Jay Reding.com

A Price Of Valor

It has been revealed (thanks to an irresponsible leak) that Britain’s Prince Harry, third in line to the throne, has been fighting in Afghanistan with the British Army.

For all the justifiable talk about how the monarchy has become an irrelevancy in modern Britain, there’s something refreshing about seeing Prince Harry serving his nation as something more than a figurehead. His attitudes towards all of this has been nothing short of exemplary:

In a recent interview with CNN correspondent Paula Newton, Prince Harry said, “At the end of the day I like to sort of be a normal person, and for once I think this is about as normal as I’m ever going to get.”

And in a pre-deployment interview with the British Press Association, he said: “If I’m wanted, if I’m needed, then I will serve my country as I signed up to do.”

Prince Harry has demonstrated the sort of personal valor and spirit of sacrifice that should be an example to all Britons. The British people need more like him.

2 responses to “A Price Of Valor”

  1. Seth0d says:

    Would be nice if those supporting the war would encourage their children to attend.

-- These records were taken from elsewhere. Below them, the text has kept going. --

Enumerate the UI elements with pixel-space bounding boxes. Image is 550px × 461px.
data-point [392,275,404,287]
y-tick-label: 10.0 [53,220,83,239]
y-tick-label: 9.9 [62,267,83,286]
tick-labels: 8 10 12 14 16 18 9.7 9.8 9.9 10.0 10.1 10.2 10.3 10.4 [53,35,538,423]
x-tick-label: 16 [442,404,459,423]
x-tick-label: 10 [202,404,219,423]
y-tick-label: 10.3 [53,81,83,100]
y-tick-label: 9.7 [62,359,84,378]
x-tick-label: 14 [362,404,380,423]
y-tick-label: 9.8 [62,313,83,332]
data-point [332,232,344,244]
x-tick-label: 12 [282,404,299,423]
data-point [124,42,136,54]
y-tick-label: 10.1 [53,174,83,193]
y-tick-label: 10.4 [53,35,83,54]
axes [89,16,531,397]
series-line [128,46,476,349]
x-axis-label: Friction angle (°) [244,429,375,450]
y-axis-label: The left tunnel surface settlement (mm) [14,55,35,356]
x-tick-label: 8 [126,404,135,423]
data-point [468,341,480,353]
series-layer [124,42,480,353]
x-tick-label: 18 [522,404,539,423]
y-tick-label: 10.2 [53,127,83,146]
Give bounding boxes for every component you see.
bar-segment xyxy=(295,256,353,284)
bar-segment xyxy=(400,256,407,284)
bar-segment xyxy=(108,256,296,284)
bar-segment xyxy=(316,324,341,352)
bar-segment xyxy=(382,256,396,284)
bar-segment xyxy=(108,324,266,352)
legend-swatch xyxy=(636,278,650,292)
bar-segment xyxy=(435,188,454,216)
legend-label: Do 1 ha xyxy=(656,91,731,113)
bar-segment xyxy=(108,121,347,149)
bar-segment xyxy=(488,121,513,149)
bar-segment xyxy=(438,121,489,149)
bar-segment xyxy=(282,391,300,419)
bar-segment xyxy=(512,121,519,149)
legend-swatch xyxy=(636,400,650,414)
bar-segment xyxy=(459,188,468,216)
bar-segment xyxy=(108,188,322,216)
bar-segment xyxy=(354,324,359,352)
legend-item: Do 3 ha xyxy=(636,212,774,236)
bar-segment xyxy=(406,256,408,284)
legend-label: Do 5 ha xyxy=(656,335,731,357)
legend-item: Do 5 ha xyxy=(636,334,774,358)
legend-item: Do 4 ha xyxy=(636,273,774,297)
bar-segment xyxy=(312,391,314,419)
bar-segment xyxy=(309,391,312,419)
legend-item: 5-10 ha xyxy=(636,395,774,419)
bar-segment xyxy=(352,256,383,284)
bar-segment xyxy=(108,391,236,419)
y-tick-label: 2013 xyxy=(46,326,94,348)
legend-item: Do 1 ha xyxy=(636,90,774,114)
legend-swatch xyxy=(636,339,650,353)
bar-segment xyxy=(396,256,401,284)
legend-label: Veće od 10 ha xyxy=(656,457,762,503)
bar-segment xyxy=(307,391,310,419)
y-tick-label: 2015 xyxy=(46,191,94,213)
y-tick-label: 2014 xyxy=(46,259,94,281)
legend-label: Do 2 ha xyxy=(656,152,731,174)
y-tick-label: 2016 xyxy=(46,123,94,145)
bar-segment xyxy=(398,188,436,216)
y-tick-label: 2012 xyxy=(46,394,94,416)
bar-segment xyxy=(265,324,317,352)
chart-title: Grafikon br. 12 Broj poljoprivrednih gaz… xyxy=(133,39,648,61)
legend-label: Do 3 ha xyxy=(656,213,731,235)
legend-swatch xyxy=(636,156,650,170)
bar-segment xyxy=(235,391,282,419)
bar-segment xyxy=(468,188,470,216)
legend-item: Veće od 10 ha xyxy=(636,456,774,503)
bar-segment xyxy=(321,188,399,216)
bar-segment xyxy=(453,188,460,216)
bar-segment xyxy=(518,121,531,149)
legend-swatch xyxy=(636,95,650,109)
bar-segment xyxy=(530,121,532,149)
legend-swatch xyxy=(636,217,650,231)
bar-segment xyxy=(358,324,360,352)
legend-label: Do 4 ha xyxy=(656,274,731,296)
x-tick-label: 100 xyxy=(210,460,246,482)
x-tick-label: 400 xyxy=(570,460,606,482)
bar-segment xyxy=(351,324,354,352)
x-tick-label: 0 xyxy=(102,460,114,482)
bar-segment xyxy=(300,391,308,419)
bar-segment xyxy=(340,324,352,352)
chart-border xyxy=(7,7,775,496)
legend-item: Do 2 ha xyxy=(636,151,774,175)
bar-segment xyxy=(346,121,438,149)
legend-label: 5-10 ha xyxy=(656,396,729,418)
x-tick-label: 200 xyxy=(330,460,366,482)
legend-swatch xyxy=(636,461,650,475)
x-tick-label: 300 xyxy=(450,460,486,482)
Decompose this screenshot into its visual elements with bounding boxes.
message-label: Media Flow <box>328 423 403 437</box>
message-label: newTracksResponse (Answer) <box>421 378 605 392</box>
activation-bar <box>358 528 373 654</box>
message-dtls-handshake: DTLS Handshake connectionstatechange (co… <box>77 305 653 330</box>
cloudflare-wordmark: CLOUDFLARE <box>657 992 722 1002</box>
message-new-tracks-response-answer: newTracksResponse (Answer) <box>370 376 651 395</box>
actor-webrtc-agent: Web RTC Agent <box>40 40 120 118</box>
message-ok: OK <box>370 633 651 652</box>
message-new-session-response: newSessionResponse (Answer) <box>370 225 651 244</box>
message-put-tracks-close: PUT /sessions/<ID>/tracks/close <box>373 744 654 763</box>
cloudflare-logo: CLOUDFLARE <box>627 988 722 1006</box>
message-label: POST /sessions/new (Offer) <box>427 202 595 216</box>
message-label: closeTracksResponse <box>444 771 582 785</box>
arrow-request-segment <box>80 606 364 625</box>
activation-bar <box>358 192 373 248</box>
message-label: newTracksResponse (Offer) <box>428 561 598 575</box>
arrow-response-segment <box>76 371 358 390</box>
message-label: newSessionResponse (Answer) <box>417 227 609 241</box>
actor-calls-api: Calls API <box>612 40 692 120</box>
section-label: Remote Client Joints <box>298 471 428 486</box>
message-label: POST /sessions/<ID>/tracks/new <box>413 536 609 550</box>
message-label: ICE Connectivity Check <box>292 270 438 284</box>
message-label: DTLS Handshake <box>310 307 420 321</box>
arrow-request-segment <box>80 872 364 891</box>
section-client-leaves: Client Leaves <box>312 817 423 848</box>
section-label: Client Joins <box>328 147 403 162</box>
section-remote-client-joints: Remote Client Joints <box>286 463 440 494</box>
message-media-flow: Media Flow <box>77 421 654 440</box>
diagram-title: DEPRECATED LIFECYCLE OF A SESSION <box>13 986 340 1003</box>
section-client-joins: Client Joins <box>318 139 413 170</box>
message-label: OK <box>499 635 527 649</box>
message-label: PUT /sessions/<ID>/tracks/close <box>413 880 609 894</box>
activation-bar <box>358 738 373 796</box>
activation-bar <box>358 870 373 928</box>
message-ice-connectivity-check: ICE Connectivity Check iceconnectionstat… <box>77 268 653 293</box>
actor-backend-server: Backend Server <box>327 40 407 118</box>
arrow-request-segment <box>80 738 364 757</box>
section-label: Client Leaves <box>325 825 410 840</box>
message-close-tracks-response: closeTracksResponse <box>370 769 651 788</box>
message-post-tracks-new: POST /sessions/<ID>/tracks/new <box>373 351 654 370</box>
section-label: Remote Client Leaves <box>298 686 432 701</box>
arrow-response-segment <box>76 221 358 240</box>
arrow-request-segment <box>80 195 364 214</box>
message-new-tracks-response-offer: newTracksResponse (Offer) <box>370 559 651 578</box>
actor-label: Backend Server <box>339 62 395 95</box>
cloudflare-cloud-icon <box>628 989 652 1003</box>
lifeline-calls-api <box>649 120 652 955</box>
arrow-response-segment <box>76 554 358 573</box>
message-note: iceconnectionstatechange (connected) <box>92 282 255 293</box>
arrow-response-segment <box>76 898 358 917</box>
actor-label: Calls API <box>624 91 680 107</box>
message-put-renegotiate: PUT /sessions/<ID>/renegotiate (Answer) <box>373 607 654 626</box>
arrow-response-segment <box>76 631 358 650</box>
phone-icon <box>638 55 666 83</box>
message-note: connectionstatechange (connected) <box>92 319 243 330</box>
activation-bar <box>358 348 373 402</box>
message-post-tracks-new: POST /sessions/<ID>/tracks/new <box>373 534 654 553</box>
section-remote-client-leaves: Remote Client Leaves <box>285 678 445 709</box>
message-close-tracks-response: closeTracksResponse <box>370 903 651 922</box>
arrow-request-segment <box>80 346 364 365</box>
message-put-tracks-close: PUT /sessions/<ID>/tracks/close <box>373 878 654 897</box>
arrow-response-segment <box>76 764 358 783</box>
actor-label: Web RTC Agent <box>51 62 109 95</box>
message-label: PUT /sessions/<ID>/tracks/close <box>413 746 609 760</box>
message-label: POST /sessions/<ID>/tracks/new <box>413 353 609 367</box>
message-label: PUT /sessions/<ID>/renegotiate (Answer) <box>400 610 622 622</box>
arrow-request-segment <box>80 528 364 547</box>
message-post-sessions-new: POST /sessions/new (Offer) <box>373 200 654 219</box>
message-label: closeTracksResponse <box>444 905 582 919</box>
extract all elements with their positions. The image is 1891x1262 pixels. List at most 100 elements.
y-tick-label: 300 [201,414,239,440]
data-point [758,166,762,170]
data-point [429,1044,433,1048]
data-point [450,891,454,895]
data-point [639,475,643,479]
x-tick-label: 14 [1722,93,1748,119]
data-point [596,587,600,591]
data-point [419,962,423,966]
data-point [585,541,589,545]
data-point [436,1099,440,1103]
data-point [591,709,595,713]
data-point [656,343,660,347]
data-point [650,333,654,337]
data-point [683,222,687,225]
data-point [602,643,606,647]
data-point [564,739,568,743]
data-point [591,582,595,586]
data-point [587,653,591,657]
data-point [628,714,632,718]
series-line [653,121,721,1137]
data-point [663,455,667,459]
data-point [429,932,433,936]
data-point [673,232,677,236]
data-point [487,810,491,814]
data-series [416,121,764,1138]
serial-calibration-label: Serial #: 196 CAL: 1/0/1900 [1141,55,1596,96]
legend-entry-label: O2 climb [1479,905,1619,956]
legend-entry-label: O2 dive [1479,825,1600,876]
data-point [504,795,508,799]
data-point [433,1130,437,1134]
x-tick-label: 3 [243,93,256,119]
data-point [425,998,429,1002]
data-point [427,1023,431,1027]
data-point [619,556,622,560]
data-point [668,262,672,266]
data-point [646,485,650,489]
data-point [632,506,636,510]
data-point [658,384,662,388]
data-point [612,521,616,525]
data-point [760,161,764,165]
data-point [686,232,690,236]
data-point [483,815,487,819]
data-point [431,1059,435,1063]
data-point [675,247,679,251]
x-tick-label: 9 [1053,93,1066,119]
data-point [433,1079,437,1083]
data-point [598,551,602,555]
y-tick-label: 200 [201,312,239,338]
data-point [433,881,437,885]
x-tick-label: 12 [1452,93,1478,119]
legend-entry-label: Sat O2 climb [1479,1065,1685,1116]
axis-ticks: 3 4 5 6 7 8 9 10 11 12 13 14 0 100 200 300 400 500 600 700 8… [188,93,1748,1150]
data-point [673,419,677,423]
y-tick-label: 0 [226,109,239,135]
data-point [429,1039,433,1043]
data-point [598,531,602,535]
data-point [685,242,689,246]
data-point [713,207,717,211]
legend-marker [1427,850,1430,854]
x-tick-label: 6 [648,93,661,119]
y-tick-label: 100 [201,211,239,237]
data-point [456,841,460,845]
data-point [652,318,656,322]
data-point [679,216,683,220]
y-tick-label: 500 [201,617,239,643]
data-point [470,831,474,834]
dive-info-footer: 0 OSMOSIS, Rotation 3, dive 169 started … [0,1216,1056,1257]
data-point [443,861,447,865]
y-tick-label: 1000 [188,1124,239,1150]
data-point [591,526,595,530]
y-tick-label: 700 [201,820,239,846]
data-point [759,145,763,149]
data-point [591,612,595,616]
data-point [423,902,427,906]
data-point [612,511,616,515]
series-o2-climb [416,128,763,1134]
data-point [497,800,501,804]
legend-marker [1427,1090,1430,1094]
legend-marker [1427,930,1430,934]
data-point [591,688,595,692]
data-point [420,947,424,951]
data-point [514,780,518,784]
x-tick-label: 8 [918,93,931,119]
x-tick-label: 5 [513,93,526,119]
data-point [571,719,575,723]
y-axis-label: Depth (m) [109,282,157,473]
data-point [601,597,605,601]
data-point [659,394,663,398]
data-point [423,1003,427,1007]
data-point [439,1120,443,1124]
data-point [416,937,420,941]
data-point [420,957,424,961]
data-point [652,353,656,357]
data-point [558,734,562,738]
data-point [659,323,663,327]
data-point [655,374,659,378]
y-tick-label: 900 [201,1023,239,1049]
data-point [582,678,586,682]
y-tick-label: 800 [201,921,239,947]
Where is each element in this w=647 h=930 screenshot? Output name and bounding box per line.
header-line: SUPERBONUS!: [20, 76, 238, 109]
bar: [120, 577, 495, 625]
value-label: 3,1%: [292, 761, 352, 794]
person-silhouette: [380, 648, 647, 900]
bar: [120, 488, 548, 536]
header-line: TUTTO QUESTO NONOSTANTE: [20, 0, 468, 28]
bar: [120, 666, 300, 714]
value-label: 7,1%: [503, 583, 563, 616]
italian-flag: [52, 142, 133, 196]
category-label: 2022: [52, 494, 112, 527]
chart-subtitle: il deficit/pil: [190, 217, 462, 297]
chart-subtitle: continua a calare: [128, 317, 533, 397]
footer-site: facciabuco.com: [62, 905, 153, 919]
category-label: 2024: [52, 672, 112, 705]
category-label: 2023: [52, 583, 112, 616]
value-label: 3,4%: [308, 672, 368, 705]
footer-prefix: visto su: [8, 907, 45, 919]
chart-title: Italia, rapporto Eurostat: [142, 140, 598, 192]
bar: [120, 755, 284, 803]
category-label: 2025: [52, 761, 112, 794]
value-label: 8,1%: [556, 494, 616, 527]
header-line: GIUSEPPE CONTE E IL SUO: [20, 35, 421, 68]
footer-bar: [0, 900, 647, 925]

    Of course, the only problem is that in America, I believe the only children to be the children of Members of Congress and to serve as enlisted personnel in the conflict are the children of Democrats.

    I’d like to see a policy that requires some of your family or children to be serving as enlisted members of the military force before Americans are committed to a war/conflict.

  2. Jay Reding says:

    Of course, the only problem is that in America, I believe the only children to be the children of Members of Congress and to serve as enlisted personnel in the conflict are the children of Democrats.

    That’s utterly wrong. For one, Sen. McCain’s son recently returned from a tour of duty in Iraq with the US Marines.

    I’d like to see a policy that requires some of your family or children to be serving as enlisted members of the military force before Americans are committed to a war/conflict.

    Which is a sentiment that is profoundly against the principle of American democracy. We have a military that is controlled by civilians, and everyone has the right to speak out on military issues. Why should it not then be that you cannot speak out against a war unless you’ve served the military? For that matter, why bother with civilian control of the military at all?

    Unless you think that “Starship Troopers” was good social policy, the “chickenhawk” argument is a sign of desperation.